Am Ende war gleichwohl nicht alles gut. Sattler hatte sich im Lauf der Zeit vom Sehenden zum Seher gewandelt. An die Stelle des Offenen, Prozesshaften der Dichtung rückte eine Ganzheits-, ja Vollkommenheitsobsession, die gerade für die Edition der Königsbände des Frankfurter Hölderlins, die „Gesänge“ von 1802 an, fatale Folgen zeitigte. Sie halten einer kritischen Sichtung – „Glaube, wer es geprüft!“, heißt es in „Brod und Wein“ – nicht stand. Weil er Kritik zunehmend schroffer abwies, hat Sattler diese Bände ohne Mitarbeiter ediert, was in der Folge zwangsläufig auch den Schlussband der Ausgabe, die sonst in vielem höchst kundige „Chronologisch-integrale Edition“, in Mitleidenschaft zieht.

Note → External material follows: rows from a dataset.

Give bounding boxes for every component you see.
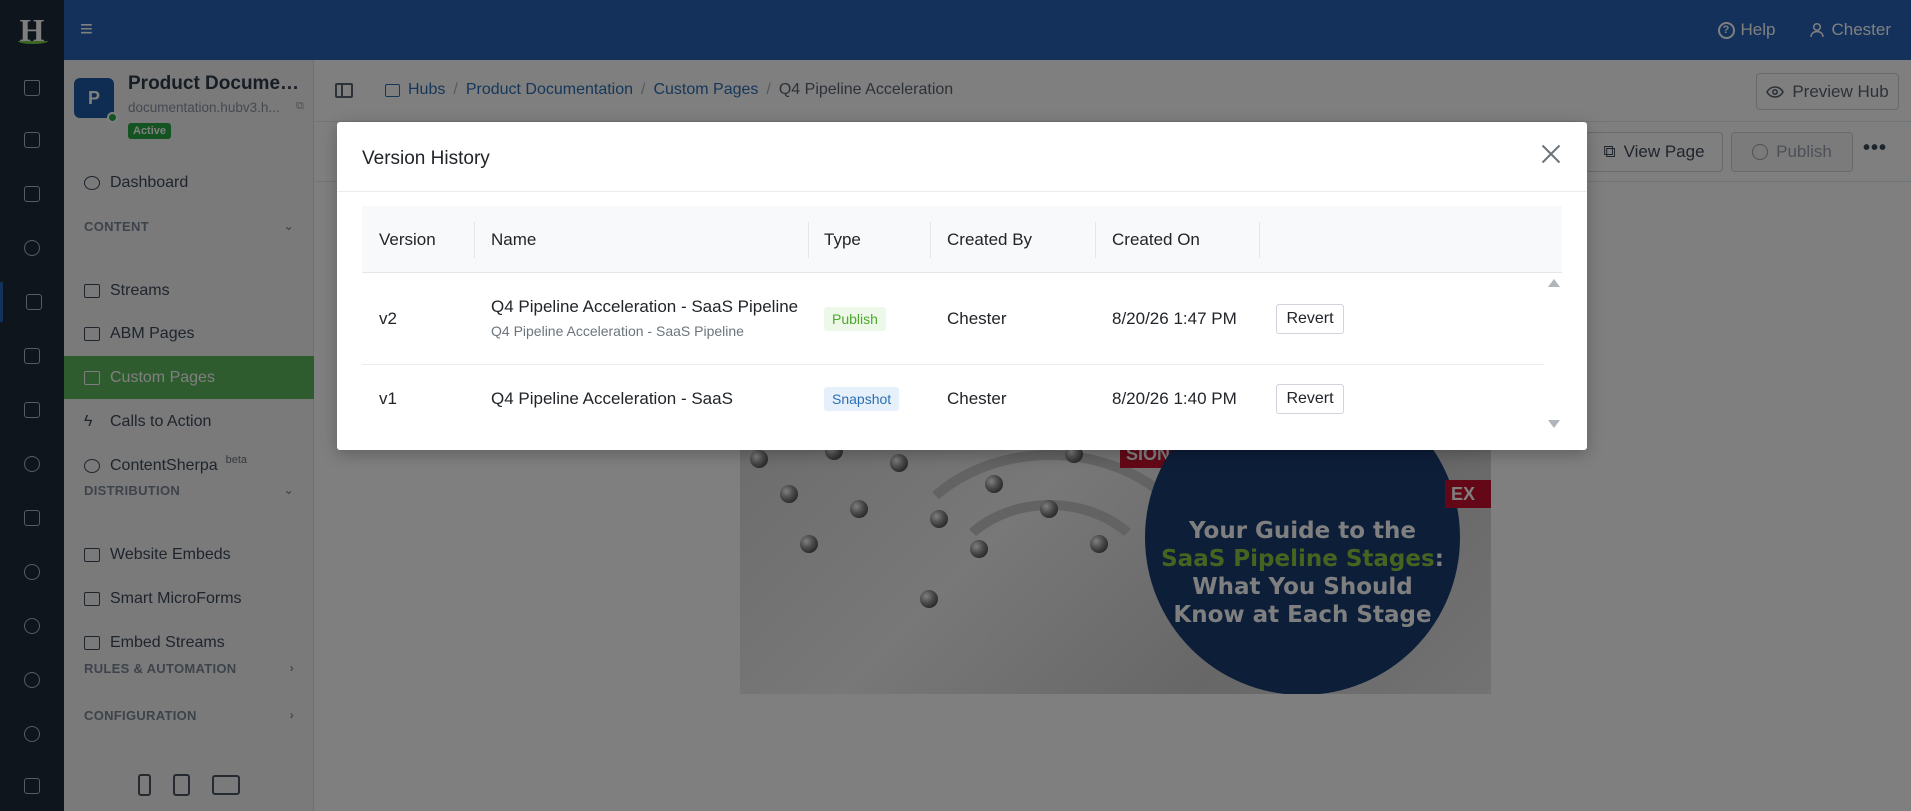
column-divider — [1095, 222, 1096, 258]
created-on-cell: 8/20/26 1:40 PM — [1112, 389, 1237, 408]
modal-header: Version History — [337, 122, 1587, 192]
name-cell: Q4 Pipeline Acceleration - SaaS — [491, 389, 733, 408]
version-cell: v1 — [379, 389, 397, 408]
table-row: v1 Q4 Pipeline Acceleration - SaaS Snaps… — [362, 365, 1544, 436]
column-divider — [808, 222, 809, 258]
version-table: Version Name Type Created By Created On … — [362, 206, 1562, 436]
table-row: v2 Q4 Pipeline Acceleration - SaaS Pipel… — [362, 273, 1544, 365]
column-divider — [1259, 222, 1260, 258]
revert-button[interactable]: Revert — [1276, 384, 1344, 414]
column-header-name[interactable]: Name — [491, 206, 536, 273]
table-scrollbar[interactable] — [1544, 273, 1562, 436]
column-header-created-on[interactable]: Created On — [1112, 206, 1200, 273]
column-header-created-by[interactable]: Created By — [947, 206, 1032, 273]
column-header-type[interactable]: Type — [824, 206, 861, 273]
column-header-version[interactable]: Version — [379, 206, 436, 273]
type-badge-snapshot: Snapshot — [824, 387, 900, 411]
column-divider — [474, 222, 475, 258]
close-icon[interactable] — [1539, 142, 1563, 166]
created-by-cell: Chester — [947, 389, 1007, 408]
column-divider — [930, 222, 931, 258]
scroll-down-arrow[interactable] — [1548, 420, 1560, 428]
name-cell: Q4 Pipeline Acceleration - SaaS Pipeline — [491, 297, 799, 316]
created-by-cell: Chester — [947, 309, 1007, 328]
type-badge-publish: Publish — [824, 307, 886, 331]
name-subtitle: Q4 Pipeline Acceleration - SaaS Pipeline — [491, 323, 744, 339]
created-on-cell: 8/20/26 1:47 PM — [1112, 309, 1237, 328]
scroll-up-arrow[interactable] — [1548, 279, 1560, 287]
version-history-modal: Version History Version Name Type Create… — [337, 122, 1587, 450]
modal-title: Version History — [362, 148, 490, 169]
revert-button[interactable]: Revert — [1276, 304, 1344, 334]
table-header: Version Name Type Created By Created On — [362, 206, 1562, 273]
version-cell: v2 — [379, 309, 397, 328]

Schon Norbert von Hellingrath hat in seiner Ausgabe von 1917 die „Gedichte 1800–1806“ übersteigert als „Herz, Kern und Gipfel des Hölderlinischen Werkes“ bezeichnet – ganz gewiss, um das Pathologisieren des Spätwerks abzuwehren, es eben nicht als Vorboten und Vorstufe zu jener „Umnachtung“ anzusehen, die dann von 1806 an zur Einlieferung des Dichters in die Psychiatrie und von 1807 an zur zweiten Lebenshälfte im Tübinger Turm führt. Auch Beißner war von der Mission beseelt, die späten Hymnen durch verschiedene „Fassungen“ zu retten und alles Widerstrebende im Apparat zu verstecken. Die Stuttgarter Ausgabe ist gleichwohl ein Monument geworden und geblieben. Nicht minder gilt das für die FHA, liefert sie doch durch die Faksimiles der Handschriften die wesentliche Grundlage zur Kritik an ihr gleich mit. Hölderlin, es ist sein und unser Glück, ist der bestedierte Klassiker der deutschen Literatur.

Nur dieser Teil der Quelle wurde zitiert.